‘“MY HUSBAND,—I implore your forgiveness.

‘“During the last thirteen months I have repeated to myself a hundred times that you should never discover what I voluntarily tell you now, namely, that I am alive and in perfect health.

‘“I have seen all your advertisements. Nothing but your persistence has won me round. Surely, I thought, he must love me still. Why else should he try to win back a woman who, faithful unto death as she will be, can, in a social sense, aid him towards acquiring nothing?—rather the reverse, indeed.

‘“You yourself state my own mind—that the only grounds upon which we can meet and live together, with a reasonable hope of happiness, must be a mutual consent to bury in oblivion all past differences.
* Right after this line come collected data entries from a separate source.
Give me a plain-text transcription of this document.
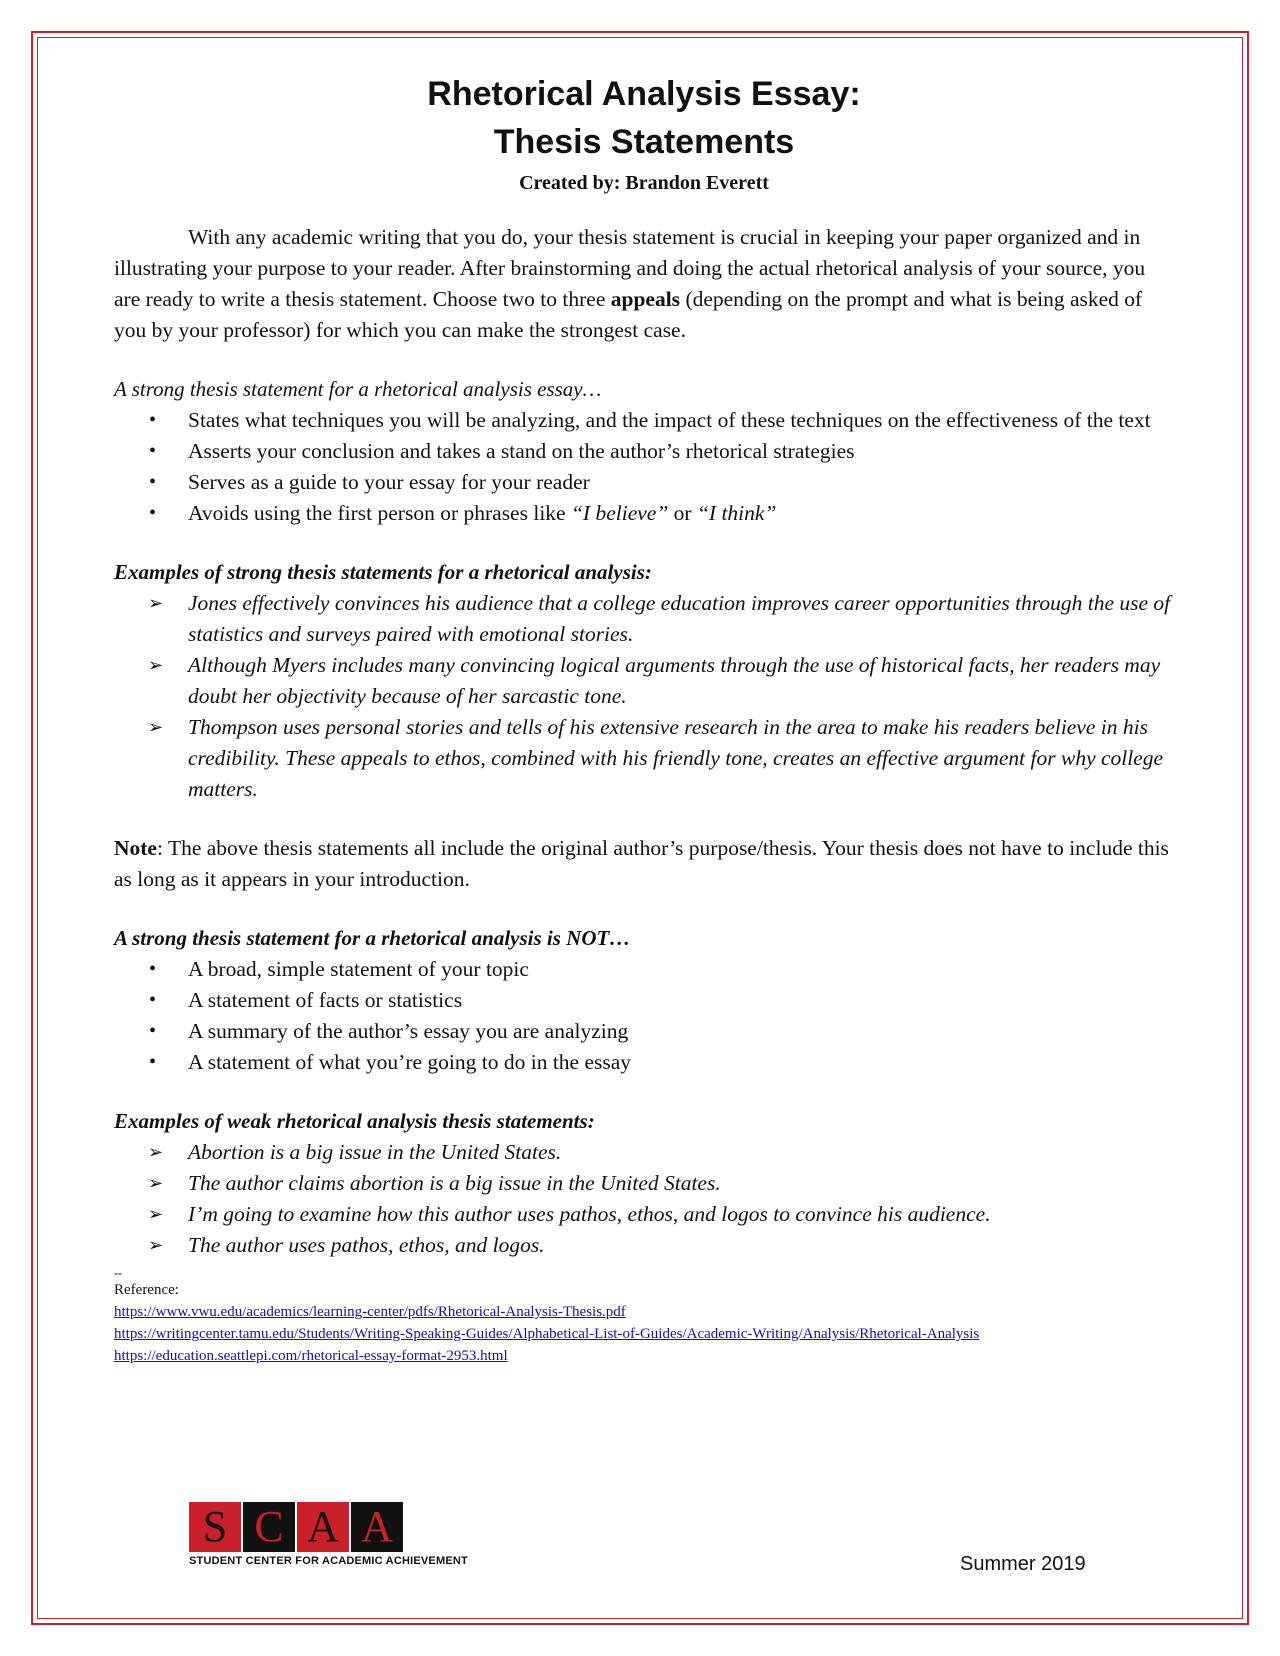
Rhetorical Analysis Essay:
Thesis Statements
Created by: Brandon Everett

With any academic writing that you do, your thesis statement is crucial in keeping your paper organized and in illustrating your purpose to your reader. After brainstorming and doing the actual rhetorical analysis of your source, you are ready to write a thesis statement. Choose two to three appeals (depending on the prompt and what is being asked of you by your professor) for which you can make the strongest case.

A strong thesis statement for a rhetorical analysis essay…

• States what techniques you will be analyzing, and the impact of these techniques on the effectiveness of the text
• Asserts your conclusion and takes a stand on the author’s rhetorical strategies
• Serves as a guide to your essay for your reader
• Avoids using the first person or phrases like “I believe” or “I think”

Examples of strong thesis statements for a rhetorical analysis:

➢ Jones effectively convinces his audience that a college education improves career opportunities through the use of statistics and surveys paired with emotional stories.
➢ Although Myers includes many convincing logical arguments through the use of historical facts, her readers may doubt her objectivity because of her sarcastic tone.
➢ Thompson uses personal stories and tells of his extensive research in the area to make his readers believe in his credibility. These appeals to ethos, combined with his friendly tone, creates an effective argument for why college matters.

Note: The above thesis statements all include the original author’s purpose/thesis. Your thesis does not have to include this as long as it appears in your introduction.

A strong thesis statement for a rhetorical analysis is NOT…

• A broad, simple statement of your topic
• A statement of facts or statistics
• A summary of the author’s essay you are analyzing
• A statement of what you’re going to do in the essay

Examples of weak rhetorical analysis thesis statements:

➢ Abortion is a big issue in the United States.
➢ The author claims abortion is a big issue in the United States.
➢ I’m going to examine how this author uses pathos, ethos, and logos to convince his audience.
➢ The author uses pathos, ethos, and logos.
--
Reference:
https://www.vwu.edu/academics/learning-center/pdfs/Rhetorical-Analysis-Thesis.pdf
https://writingcenter.tamu.edu/Students/Writing-Speaking-Guides/Alphabetical-List-of-Guides/Academic-Writing/Analysis/Rhetorical-Analysis
https://education.seattlepi.com/rhetorical-essay-format-2953.html
S C A A
STUDENT CENTER FOR ACADEMIC ACHIEVEMENT	Summer 2019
I heartily and willingly forget everything—and forgive everything. You will do the same, as your actions show.

‘“There will be plenty of opportunity for me to explain the few facts relating to my escape on the night of the fire. I will only give the heads in this hurried note. I was grieved at your not coming to fetch me, more grieved at your absence from the station, most of all by your absence from home. On my journey to the inn I writhed under a passionate sense of wrong done me. When I had been shown to my room I waited and hoped for you till the landlord had gone upstairs to bed. I still found that you did not come, and then I finally made up my mind to leave. I had half undressed, but I put on my things again, forgetting my watch (and I suppose dropping my keys, though I am not sure where) in my hurry, and slipped out of the house. The—“’

‘Well, that’s a rum story,’ said Mr. Dickson, interrupting.

‘What’s a rum story?’ said Manston hastily, and flushing in the face.

‘Forgetting her watch and dropping her keys in her hurry.’

‘I don’t see anything particularly wonderful in it. Any woman might do such a thing.’

‘Any woman might if escaping from fire or shipwreck, or any such immediate danger. But it seems incomprehensible to me that any woman in her senses, who quietly decides to leave a house, should be so forgetful.’